On Friday, November 27, 2020, supporters of Iraqi Shia politician Muqtada al-Sadr gathered in Tahrir Square to demonstrate support for al-Sadr. After completing Friday prayers at noon, the group marched to Al-Habboubi Square, which was already occupied by an encampment of anti-government protesters.

It is unclear whether the anti-government protesters aggravated al-Sadr's supporters. Reports by Reuters suggest that the anti-government protesters were being peaceful, while AP News alleged the protesters camping in Al-Habboubi Square blocked the march, at which point the Sadrists opened fire on the campers. Multiple sources reported that al-Sadr's supporters shot at the protesters, threw petrol bombs into the encampment, and burned the campers' tents. The protesters retaliated, and the violence continued into Friday evening. The Tahrir Institute claimed that Saraya al-Salam, Sadr's militia, was behind the attacks, though this was not confirmed by most major news outlets.

GardaWorld reported about 60 injuries and 6 deaths, while Al Jazeera reported at least 51 wounded and 8 deaths.
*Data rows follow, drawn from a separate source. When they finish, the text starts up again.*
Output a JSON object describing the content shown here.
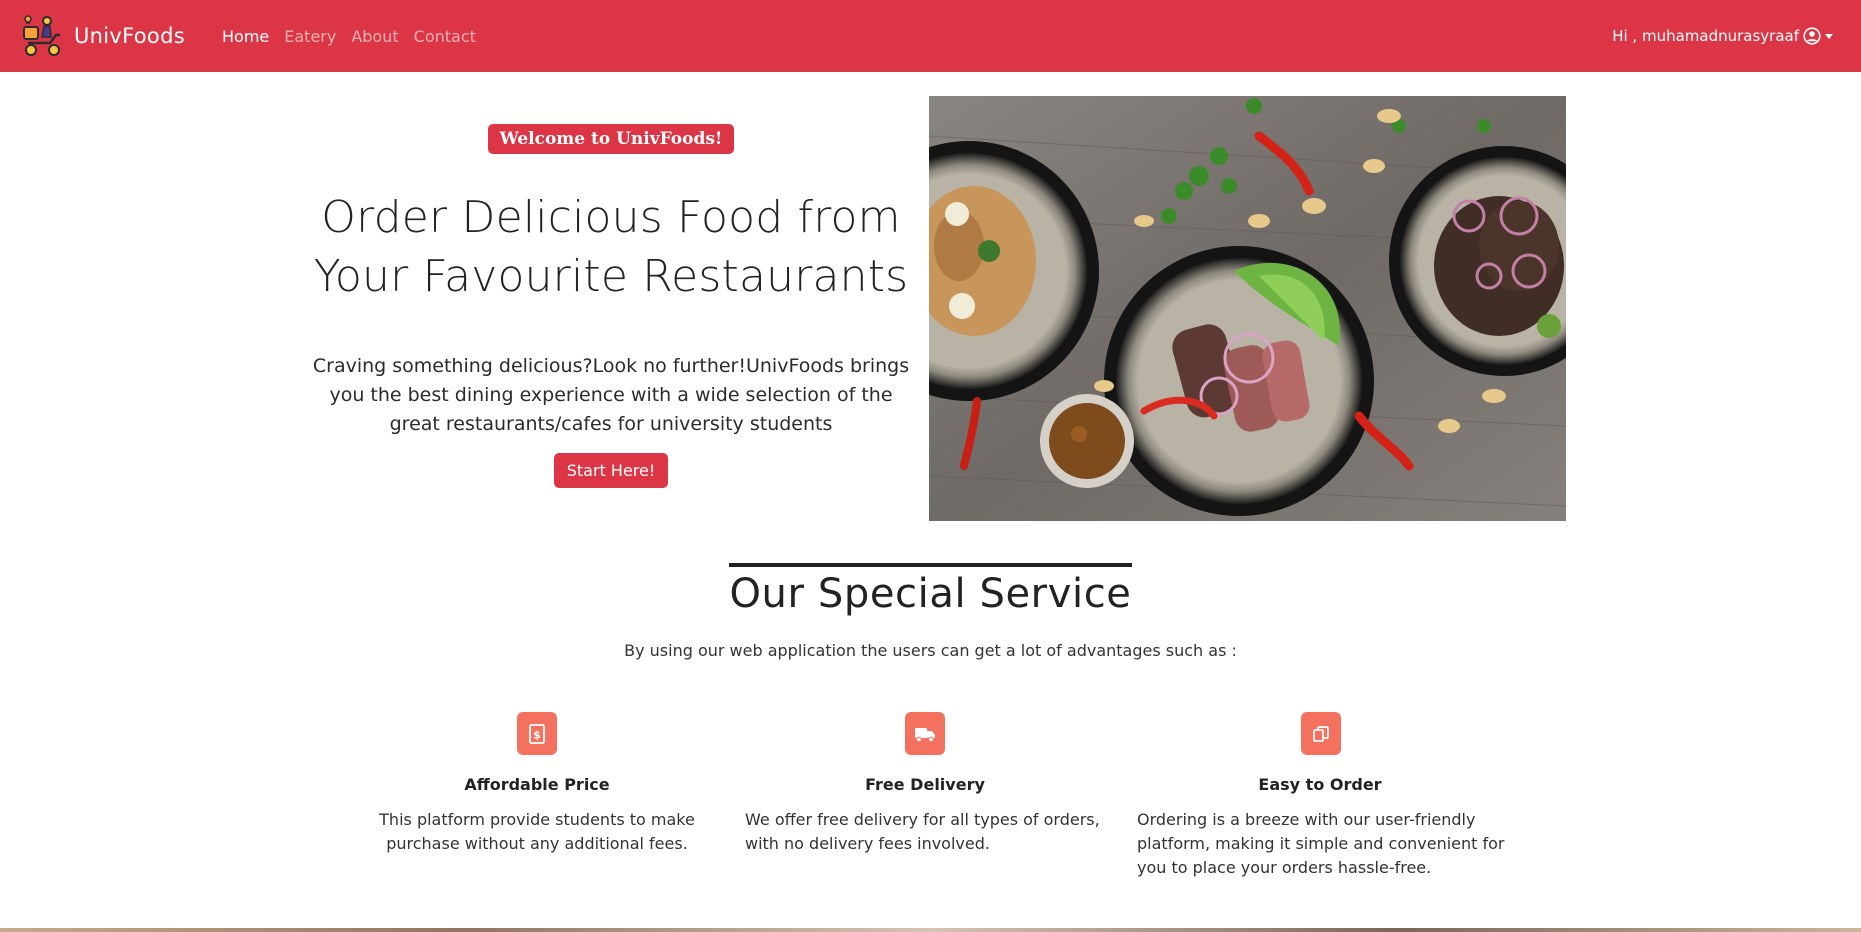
{
  "nav": {
    "brand": "UnivFoods",
    "links": [
      {
        "label": "Home",
        "active": true
      },
      {
        "label": "Eatery",
        "active": false
      },
      {
        "label": "About",
        "active": false
      },
      {
        "label": "Contact",
        "active": false
      }
    ],
    "user_greeting": "Hi , muhamadnurasyraaf",
    "user_icon": "user-circle-icon"
  },
  "hero": {
    "badge": "Welcome to UnivFoods!",
    "title_line1": "Order Delicious Food from",
    "title_line2": "Your Favourite Restaurants",
    "description": "Craving something delicious?Look no further!UnivFoods brings you the best dining experience with a wide selection of the great restaurants/cafes for university students",
    "cta_label": "Start Here!"
  },
  "service": {
    "title": "Our Special Service",
    "subtitle": "By using our web application the users can get a lot of advantages such as :",
    "features": [
      {
        "icon": "receipt-dollar-icon",
        "title": "Affordable Price",
        "text": "This platform provide students to make purchase without any additional fees."
      },
      {
        "icon": "truck-icon",
        "title": "Free Delivery",
        "text": "We offer free delivery for all types of orders, with no delivery fees involved."
      },
      {
        "icon": "copy-icon",
        "title": "Easy to Order",
        "text": "Ordering is a breeze with our user-friendly platform, making it simple and convenient for you to place your orders hassle-free."
      }
    ]
  },
  "colors": {
    "primary": "#dc3545",
    "feature_icon_bg": "#f4715f"
  }
}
Local authorities placed a curfew in Nasiriyah following the protests, with nearby locations also enforcing security measures. Middle East news outlets The National and Al-Forat News reported Iraqi Prime Minister Mustafa Al-Kadhimi dismissed the police chief of the Dhi Qar Governorate, Major Hazim Mohammed Al-Waily, after allegations that he failed to intervene in the attacks.

The Tahrir Institute reported that both al-Sadr and Saleh al-Iraqi praised the attacks, accusing anti-government protesters of being "foreign agents" and calling them derogatory names. On November 30, 2020, The National reported that security forces were being instated in the area, and anti-government protesters were rebuilding their encampment.